In a New Scientist op-ed, Henry Farrell and Cosma Shalizi take aim at the trendy idea of "nudging" people towards healthy, socially beneficial choices. The authors find the evidence for the effectiveness of nudging isn't supported by the literature, and policy-by-nudging misses the key to good governance: an informed citizenry who are part of the solution, not the problem to be solved.
This points to the key problem with "nudge" style paternalism: presuming that technocrats understand what ordinary people want better than the people themselves. There is no reason to think technocrats know better, especially since Thaler and Sunstein offer no means for ordinary people to comment on, let alone correct, the technocrats' prescriptions. This leaves the technocrats with no systematic way of detecting their own errors, correcting them, or learning from them. And technocracy is bound to blunder, especially when it is not democratically accountable.

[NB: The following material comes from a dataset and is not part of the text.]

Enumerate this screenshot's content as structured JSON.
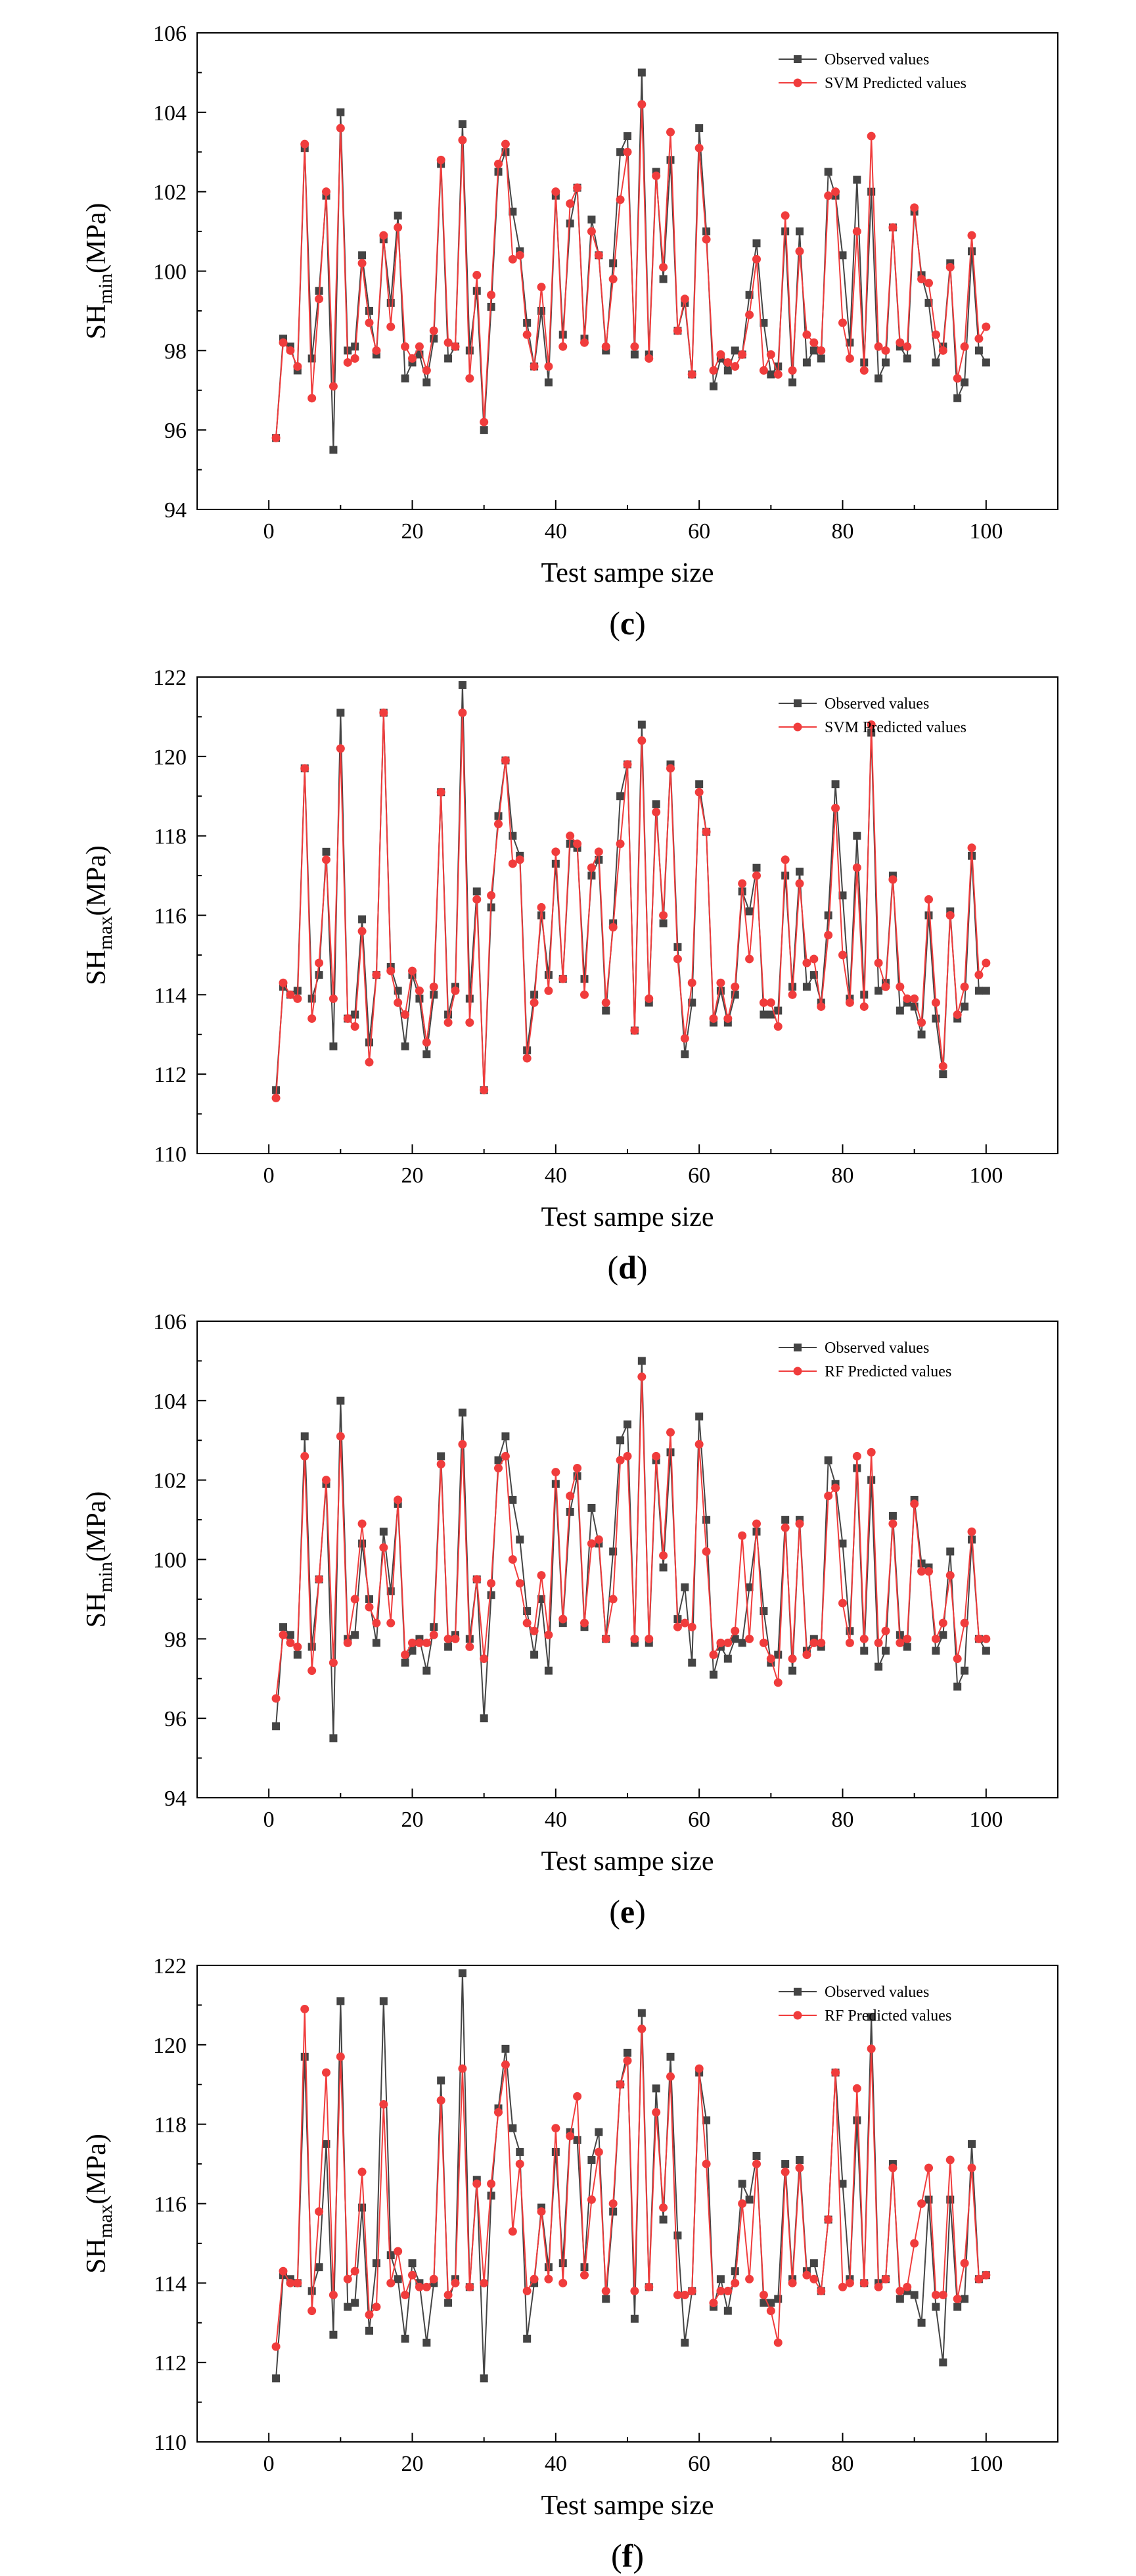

As political scientist Suzanne Mettler, from Cornell University in Ithaca, New York, argues, libertarian paternalism treats people as consumers rather than citizens. It either fails to tell people why choices are set up in particular ways, or actively seeks to conceal the rationale. When, for example, Obama's administration temporarily cut taxes to stimulate the economy, it did so semi-surreptitiously to encourage people to spend rather than save.
Mettler uses experiments to show how ordinary people can understand complicated policy questions and reach considered conclusions, as long as they get enough information. This suggests a far stronger role for democratic decision-making than libertarian paternalism allows. People should be given information, and allowed to reach conclusions about their own interests, and how to structure choices to protect those interests. By all means consult experts, but the dialogue should go both ways.